Pero el planteamiento cargado de positivismo sobre el goce ya y a toda costa –sobre el papel, impecable– se desmorona a poco que uno haya pasado ya una temporada en el mundo de los humanos. Por ejemplo, boicoteando nuestra capacidad de compromiso, de implicación, bloqueamos cualquier capacidad de progreso en cualquier situación que acometamos. Sin comprometernos, con la consiguiente apertura a las decepciones y frustraciones, nunca aprenderemos a tocar bien el piano, a escribir bien, a dirigir una empresa… a amar en cualquiera de sus variantes o a alcanzar eso de la felicidad.

“Encuentre el amor de su vida con facilidad”, como eslogan de promoción de estas apps de relación o plataformas de contacto implica una doble falsedad. La primera es que el amor, o al menos las vinculaciones afectivas en sus caracterizaciones más potentes, no “se encuentra”, no aparece como un conejo dentro de una chistera, sino que se construye, como se construye una identidad o una sinfonía. El amor es una obra y una filigrana de ingeniería social. Decir un “te quiero” es un acto fundacional, como se funda una ciudad, y no hay fundación sin aquello que los antiguos griegos llamaban polemos; sin conflicto, sin enfrentamiento, sin poner en juego un posible bienestar inmediato.

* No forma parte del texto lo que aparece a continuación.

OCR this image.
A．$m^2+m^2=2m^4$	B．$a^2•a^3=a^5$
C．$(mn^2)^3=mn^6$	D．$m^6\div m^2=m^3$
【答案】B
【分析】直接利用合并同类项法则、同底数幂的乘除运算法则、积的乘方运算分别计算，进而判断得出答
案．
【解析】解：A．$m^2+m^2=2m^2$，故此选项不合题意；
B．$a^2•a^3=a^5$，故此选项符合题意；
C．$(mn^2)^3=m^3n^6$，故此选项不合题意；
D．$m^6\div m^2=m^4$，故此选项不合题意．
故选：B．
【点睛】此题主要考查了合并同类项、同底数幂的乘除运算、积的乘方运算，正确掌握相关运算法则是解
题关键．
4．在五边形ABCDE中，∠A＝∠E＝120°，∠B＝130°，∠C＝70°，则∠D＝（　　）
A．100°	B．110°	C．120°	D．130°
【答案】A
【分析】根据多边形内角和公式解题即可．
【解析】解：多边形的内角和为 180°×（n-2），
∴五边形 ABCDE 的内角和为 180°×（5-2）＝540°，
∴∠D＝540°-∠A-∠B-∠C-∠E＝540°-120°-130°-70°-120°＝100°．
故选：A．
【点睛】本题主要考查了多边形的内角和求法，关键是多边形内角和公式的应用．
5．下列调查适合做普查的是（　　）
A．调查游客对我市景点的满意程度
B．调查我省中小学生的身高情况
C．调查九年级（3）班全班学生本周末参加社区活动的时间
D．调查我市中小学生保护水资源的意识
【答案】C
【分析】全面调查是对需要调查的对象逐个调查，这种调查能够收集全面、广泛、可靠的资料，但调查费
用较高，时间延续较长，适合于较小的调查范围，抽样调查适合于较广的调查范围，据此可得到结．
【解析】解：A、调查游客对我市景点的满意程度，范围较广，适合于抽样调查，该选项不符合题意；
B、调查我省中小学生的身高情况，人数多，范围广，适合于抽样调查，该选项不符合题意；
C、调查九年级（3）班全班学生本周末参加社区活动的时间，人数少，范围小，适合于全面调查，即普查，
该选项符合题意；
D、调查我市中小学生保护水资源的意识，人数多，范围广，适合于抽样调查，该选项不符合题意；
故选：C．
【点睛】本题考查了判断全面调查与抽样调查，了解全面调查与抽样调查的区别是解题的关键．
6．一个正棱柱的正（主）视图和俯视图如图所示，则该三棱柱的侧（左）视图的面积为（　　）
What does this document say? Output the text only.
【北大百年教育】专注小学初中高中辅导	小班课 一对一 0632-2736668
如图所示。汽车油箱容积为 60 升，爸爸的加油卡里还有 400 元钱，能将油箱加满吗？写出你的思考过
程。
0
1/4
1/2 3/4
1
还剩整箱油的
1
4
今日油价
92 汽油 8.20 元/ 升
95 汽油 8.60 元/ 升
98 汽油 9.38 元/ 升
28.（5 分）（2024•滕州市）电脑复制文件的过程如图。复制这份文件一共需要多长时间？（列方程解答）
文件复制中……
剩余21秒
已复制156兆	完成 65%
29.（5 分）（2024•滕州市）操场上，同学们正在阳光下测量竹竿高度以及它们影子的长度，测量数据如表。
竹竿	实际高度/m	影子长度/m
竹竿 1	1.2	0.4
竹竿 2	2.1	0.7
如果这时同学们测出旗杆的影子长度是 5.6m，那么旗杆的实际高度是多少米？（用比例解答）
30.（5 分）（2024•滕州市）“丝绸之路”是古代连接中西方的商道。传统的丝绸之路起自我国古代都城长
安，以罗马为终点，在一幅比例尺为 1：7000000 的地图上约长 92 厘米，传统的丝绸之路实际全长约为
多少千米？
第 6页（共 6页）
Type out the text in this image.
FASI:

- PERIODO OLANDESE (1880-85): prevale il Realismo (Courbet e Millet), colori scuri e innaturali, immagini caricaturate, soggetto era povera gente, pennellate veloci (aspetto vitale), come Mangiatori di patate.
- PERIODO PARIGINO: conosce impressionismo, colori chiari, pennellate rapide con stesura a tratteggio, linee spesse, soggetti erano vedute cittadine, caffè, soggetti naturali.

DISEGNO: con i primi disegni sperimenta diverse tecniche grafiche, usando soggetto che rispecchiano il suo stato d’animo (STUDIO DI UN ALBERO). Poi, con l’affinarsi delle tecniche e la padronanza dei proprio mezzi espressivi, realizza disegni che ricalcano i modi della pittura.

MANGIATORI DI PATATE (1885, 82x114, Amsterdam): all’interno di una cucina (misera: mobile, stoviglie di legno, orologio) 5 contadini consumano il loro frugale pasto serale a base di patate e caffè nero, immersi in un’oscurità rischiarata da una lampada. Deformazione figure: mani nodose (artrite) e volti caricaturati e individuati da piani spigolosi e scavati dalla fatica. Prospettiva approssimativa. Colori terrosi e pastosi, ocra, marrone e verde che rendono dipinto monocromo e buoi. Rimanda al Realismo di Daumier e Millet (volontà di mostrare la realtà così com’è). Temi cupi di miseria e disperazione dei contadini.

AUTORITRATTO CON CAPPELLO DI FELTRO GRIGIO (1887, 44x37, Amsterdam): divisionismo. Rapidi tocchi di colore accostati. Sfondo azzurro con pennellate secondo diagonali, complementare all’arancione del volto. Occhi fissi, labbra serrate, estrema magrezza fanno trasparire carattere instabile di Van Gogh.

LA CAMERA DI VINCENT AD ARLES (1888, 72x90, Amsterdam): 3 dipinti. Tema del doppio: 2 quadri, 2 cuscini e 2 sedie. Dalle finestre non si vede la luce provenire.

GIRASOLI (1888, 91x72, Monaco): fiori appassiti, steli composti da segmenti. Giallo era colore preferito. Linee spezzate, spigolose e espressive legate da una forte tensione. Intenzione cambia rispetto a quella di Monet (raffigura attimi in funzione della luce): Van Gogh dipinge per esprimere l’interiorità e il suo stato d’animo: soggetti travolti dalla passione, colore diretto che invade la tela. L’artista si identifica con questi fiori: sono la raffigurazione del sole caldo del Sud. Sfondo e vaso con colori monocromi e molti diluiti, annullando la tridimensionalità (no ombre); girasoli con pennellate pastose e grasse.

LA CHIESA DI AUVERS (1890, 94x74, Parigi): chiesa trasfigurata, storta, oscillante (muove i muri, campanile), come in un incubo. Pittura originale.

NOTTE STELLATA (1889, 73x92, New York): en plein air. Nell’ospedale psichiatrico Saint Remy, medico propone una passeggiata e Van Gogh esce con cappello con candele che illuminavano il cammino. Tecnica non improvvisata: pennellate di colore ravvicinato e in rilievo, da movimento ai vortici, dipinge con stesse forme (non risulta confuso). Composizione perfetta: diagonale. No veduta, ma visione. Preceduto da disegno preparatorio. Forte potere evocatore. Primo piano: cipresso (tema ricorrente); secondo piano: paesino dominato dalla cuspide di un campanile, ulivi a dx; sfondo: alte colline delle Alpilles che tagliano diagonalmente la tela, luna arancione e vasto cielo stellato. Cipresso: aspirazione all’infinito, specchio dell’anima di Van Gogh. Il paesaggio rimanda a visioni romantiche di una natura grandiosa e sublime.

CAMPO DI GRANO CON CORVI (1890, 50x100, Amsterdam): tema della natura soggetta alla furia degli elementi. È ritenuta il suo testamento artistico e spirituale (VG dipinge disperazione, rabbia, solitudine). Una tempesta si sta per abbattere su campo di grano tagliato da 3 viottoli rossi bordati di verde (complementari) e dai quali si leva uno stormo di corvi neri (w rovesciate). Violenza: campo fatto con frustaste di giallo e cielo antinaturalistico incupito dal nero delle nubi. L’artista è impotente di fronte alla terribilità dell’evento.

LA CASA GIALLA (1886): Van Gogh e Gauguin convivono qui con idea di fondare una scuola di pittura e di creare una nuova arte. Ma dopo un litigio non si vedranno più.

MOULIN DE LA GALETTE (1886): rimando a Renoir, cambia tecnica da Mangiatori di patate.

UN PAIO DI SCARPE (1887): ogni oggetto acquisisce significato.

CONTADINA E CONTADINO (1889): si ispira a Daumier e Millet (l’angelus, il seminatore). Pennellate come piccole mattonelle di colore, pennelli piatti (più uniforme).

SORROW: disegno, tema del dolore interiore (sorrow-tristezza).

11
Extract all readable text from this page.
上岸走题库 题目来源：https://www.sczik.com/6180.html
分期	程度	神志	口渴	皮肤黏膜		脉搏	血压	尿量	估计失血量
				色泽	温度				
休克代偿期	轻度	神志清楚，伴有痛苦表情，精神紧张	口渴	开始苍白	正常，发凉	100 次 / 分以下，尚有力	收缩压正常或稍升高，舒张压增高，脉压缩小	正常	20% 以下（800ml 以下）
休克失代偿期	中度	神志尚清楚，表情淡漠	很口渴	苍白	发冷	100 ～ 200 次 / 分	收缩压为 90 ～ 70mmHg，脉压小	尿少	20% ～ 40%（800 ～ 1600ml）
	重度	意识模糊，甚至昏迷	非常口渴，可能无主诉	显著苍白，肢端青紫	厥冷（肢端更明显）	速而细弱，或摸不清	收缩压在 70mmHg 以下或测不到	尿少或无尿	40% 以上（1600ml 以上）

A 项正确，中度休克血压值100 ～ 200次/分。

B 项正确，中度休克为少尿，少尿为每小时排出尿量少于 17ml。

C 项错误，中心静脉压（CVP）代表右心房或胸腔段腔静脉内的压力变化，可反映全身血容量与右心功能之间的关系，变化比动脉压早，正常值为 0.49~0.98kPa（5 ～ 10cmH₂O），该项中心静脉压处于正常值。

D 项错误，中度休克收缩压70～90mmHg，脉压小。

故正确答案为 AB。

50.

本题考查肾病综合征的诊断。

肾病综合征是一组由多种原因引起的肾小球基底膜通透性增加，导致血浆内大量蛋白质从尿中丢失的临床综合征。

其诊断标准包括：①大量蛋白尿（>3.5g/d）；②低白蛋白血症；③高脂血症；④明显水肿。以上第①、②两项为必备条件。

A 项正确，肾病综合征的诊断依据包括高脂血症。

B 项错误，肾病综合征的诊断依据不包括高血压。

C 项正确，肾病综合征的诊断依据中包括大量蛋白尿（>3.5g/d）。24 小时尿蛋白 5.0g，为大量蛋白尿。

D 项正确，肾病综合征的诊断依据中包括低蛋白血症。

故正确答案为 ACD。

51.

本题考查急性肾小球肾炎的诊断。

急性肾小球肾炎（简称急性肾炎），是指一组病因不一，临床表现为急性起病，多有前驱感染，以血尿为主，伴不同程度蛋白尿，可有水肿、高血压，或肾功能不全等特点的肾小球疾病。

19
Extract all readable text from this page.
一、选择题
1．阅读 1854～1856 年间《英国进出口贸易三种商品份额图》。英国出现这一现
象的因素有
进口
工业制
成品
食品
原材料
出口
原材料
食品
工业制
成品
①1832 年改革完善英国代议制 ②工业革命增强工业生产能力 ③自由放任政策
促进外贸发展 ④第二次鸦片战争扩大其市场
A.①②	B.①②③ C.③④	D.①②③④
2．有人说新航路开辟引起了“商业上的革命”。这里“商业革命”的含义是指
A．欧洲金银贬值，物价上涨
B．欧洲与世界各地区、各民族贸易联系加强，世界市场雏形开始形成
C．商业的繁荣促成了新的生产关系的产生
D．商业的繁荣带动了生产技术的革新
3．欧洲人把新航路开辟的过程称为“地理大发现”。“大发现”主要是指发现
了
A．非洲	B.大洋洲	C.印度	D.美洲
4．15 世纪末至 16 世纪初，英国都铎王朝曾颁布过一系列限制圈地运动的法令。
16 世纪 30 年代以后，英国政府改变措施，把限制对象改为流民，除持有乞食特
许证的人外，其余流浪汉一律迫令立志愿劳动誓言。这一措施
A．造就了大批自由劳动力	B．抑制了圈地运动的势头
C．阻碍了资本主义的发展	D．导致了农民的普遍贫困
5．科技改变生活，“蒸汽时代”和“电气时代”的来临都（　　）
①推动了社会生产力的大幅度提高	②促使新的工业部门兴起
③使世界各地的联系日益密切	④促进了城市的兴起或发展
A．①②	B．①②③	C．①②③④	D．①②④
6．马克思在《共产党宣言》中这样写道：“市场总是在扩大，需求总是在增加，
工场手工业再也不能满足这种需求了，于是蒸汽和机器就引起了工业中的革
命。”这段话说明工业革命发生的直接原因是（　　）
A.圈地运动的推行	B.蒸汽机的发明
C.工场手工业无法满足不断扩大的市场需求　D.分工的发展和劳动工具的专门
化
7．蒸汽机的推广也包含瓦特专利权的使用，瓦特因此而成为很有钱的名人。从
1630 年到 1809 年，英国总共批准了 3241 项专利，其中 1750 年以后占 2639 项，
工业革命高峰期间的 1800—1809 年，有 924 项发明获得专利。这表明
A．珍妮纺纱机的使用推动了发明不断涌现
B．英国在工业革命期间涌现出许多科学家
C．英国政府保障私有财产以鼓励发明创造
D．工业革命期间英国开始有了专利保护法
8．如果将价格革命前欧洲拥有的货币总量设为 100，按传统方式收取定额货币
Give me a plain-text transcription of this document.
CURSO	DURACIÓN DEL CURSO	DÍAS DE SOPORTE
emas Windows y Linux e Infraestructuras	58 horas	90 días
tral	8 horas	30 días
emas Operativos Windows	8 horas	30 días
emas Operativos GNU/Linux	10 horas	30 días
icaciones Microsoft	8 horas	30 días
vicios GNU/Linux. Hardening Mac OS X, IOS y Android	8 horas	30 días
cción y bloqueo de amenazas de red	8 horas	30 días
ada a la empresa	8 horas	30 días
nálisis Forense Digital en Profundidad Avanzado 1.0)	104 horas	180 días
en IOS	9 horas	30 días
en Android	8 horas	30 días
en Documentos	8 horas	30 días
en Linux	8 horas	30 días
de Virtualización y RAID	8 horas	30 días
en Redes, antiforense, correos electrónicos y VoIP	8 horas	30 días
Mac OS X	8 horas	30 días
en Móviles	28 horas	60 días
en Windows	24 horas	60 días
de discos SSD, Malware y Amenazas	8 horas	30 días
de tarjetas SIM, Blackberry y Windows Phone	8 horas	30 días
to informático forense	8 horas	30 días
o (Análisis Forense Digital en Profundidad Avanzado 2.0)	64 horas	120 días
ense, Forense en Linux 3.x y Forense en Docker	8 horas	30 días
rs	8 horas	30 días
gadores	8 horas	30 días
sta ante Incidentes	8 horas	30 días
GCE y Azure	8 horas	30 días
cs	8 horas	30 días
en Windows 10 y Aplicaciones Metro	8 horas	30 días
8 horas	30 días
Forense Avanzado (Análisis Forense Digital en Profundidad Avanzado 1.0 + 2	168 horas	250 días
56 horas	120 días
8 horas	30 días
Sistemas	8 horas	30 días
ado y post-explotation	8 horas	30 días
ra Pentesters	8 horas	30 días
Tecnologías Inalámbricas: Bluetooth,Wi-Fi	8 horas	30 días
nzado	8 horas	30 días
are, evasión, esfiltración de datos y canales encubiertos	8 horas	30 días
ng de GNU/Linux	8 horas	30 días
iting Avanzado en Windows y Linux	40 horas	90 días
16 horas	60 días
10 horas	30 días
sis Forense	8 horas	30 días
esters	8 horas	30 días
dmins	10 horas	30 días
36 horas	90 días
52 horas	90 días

La segunda falsedad es que, por lo que acabamos de decir, nunca es fácil. Es más, si fuera fácil, ya no sería amor en cualquiera de sus acepciones, a excepción quizá de lo que llamamos enamoramiento; y es que una cosa es tropezarse con una piedra y otra construir con piedras la catedral de Burgos. Para lo primero solo tiene que haber una piedra, mientras que para lo segundo, además de capacidad, hay que tener una cultura del uso de las piedras. Si lo pensamos bien, nada de lo que pueda hacernos realmente felices lo hemos conquistado sin esfuerzo… Ni nada de eso, por cierto, lo hemos comprado.

Una última aclaración de cierre sobre lo que hoy parece que entendemos por eso de “felicidad”; la felicidad no es la euforia. Parece que estamos confundiendo una cosa con otra y el motivo es muy sencillo: la euforia es relativamente fácil de obtener y tiene un fundamento básico de consumo. Vete a unos grandes almacenes y cómprate un jersey que te guste. Eso que sentirás es euforia, no felicidad. Búscate un rollo en Tinder, llévatelo al catre y, si la cosa se da bien, lo que sentirás en el encuentro será euforia, no felicidad. Ambas acciones, sumamente respetables, tienen como fundamento el consumo, no la implicación. Y bajo la lógica del consumo la premisa se convierte en “puedo hacer con” en lugar de “puedo ser con”.

Saber distinguir una cosa de otra –como saber distinguir los estados diferenciados de eso que llamamos amor– es capital para entendernos entre nosotros y para entendernos a nosotros mismos. “Doctor, vengo porque mi mujer dice que no sé decir ‘Federico’”. Asombrado, el doctor se lo hace repetir: “Federico, Federico, Federico…”. “Puede usted irse –dice convencido el galeno–, no tiene ningún problema”. Al llegar a casa y tras informar a su esposa de que el médico le ha dicho que lo pronuncia de maravilla, se tumba en el sofá y pregunta solícito: “¿Puedes mirar si nos quedan cervezas en el Federico?”. Mal de amores.